I installed the propriety Nvidia driver NVIDIA-Linux-x86_64-410.93.run after having add blacklisted the nouveau driver in /etc/modprobe.d/50-blacklist.conf by adding to the end of the file -
blacklist nouveau
options nouveau modeset=0
and running ‘mkinitrd’
After rebooting with runlevel 3 the Nvidia driver installed ok and my LXDE world is fine at 1920x1080.
However, I noticed 2 things happen -
The animated push button screen during boot is gone and is now a screen with 3 horizontal dots. Not fatal but why did this change and can I get the original screen back?
And console screen - TTY1, TTY2 etc - is now a very low resolution (80x24??). Where do I check for console resolution to get a higher res?
Bonus question, if the repos update the default kernel later on, do I need to rerun/reinstall the propriety Nvidia driver?

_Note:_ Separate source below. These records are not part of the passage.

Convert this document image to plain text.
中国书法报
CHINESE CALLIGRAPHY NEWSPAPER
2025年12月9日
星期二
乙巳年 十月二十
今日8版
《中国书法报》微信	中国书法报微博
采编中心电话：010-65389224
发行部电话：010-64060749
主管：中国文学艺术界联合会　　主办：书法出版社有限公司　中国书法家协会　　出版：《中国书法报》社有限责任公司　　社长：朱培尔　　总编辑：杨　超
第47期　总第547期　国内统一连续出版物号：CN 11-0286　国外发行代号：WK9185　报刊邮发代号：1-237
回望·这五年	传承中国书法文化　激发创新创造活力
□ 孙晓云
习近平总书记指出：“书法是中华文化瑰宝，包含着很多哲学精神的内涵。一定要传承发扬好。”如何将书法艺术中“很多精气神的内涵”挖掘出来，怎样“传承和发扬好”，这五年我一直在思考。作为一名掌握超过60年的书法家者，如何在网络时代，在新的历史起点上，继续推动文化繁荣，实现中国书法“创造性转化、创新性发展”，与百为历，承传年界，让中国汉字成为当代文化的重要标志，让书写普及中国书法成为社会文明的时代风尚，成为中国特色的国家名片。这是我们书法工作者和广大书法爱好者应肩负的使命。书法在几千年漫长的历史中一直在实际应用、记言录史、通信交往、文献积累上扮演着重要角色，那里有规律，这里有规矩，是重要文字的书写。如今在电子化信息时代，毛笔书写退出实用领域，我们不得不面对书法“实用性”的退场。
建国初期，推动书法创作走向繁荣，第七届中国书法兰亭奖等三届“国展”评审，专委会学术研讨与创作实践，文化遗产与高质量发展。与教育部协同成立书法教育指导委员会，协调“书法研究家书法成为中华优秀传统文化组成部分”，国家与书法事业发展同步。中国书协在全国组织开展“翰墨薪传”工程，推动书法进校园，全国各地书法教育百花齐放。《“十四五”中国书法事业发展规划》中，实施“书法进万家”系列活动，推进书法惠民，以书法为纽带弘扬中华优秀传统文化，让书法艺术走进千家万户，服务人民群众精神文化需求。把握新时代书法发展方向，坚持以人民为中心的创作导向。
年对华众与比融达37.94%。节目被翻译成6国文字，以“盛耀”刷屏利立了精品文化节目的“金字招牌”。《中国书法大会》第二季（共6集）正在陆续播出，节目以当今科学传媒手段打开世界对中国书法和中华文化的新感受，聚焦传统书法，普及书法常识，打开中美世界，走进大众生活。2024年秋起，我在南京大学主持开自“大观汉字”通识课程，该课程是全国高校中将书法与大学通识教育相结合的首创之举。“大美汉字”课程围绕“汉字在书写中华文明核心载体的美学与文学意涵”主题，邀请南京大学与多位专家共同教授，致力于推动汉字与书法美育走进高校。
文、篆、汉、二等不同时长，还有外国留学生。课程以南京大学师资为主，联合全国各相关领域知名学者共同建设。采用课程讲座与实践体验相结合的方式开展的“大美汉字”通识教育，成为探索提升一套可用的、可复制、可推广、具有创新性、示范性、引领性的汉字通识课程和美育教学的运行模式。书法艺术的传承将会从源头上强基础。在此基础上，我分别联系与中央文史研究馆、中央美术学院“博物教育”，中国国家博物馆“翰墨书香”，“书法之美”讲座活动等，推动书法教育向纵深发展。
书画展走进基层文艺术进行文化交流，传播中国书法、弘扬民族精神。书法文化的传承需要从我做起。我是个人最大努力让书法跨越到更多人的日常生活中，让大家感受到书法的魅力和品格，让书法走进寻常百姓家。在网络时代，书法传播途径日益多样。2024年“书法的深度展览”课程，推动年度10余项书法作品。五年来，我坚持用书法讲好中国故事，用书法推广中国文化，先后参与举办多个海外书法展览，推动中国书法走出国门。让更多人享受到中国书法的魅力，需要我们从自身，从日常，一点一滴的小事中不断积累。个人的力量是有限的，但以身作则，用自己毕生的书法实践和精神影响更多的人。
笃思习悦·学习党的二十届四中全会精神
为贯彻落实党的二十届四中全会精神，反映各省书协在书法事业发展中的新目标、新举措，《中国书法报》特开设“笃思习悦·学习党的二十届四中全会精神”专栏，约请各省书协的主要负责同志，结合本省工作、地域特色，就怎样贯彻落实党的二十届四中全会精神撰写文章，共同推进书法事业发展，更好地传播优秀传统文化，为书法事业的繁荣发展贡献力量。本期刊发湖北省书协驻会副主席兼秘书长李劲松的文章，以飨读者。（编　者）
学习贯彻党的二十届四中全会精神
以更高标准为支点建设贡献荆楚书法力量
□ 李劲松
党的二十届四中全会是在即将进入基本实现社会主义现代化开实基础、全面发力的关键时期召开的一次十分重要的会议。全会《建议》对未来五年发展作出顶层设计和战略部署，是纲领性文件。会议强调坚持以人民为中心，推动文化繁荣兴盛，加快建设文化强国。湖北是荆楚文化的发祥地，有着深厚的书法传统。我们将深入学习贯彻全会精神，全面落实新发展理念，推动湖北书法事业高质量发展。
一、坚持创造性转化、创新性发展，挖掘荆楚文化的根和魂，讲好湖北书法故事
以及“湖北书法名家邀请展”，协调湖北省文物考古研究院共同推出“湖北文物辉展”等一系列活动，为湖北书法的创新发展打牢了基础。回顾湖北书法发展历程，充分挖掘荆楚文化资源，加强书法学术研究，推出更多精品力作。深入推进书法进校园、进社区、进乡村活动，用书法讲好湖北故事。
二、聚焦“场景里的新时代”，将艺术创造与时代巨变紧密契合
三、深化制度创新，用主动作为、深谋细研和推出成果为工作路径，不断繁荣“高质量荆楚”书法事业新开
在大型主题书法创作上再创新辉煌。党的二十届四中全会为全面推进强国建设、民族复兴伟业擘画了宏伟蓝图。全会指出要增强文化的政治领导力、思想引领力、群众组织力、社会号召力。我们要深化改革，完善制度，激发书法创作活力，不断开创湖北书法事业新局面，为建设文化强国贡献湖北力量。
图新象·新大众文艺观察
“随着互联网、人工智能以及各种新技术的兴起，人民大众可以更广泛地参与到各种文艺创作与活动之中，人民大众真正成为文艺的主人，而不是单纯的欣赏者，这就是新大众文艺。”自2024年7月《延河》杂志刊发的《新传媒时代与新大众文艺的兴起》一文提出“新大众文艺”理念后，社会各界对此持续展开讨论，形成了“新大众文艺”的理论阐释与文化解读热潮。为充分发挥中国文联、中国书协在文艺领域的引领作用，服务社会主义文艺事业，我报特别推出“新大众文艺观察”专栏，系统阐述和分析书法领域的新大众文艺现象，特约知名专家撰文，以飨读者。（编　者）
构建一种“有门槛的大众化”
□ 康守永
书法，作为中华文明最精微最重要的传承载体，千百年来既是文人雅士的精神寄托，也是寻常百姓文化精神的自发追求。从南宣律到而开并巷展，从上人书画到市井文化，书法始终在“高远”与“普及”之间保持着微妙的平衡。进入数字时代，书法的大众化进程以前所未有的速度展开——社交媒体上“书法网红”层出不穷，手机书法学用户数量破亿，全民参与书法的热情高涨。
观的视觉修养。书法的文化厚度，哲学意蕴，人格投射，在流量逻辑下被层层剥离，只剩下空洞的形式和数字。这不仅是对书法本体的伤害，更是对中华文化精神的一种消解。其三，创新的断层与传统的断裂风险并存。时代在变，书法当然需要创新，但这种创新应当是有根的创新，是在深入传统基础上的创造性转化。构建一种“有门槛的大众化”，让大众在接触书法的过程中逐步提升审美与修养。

For 1 & 2: Try YaST > System > Bootloader > Kernelparameters, the option voor console resolution.
Re. the bonus question: Yes. On Leap 15, I’d rather use the nvidia repo.
Ah yes - how silly of me not to remember that. But I’m still curious as to why I lost the animated push button screen and why the resolution changed after installing the propriety Nvidia driver.
I do notice that with my tty’s at 1920x1080 res the screen refresh is VERY slow. I am considering moving to the nvidia repo as you suggested. Would these steps be correct for that?
Boot to runlevel 3 and use the uninstall option of the propriety driver.
Remove the entries
blacklist nouveau
options nouveau modeset=0
from /etc/modprobe.d/50-blacklist.conf.
3. Reboot.
4. Add appropriate nvidia repo and install relevant driver for my card.
5. Cross fingers and reboot.
Best to remove installed driver before adding new one. There should be instruction to remove on NVIDIA site. Should not need to mess with black lists since proper removal should reset that.
Been a whille but I think run the NVIDIAXXXX.run file with -uninstall parameter
Consider at this point giving the non-ancient default FOSS DDX driver a try. With neither proprietary drivers nor xf86-video-nouveau installed, and with no nouveau blacklisting or tainted libraries, it should be used automatically. As a result, Plymouth should work as expected, and you might see something resembling this:
Plymouth is still not working as expected (that is no animated push button screen during boot) but I don;t really care too much about that.The various TTY’s are ok but have developed the annoying habit of activating NumLock on my keyboard when selected - but I can live with that.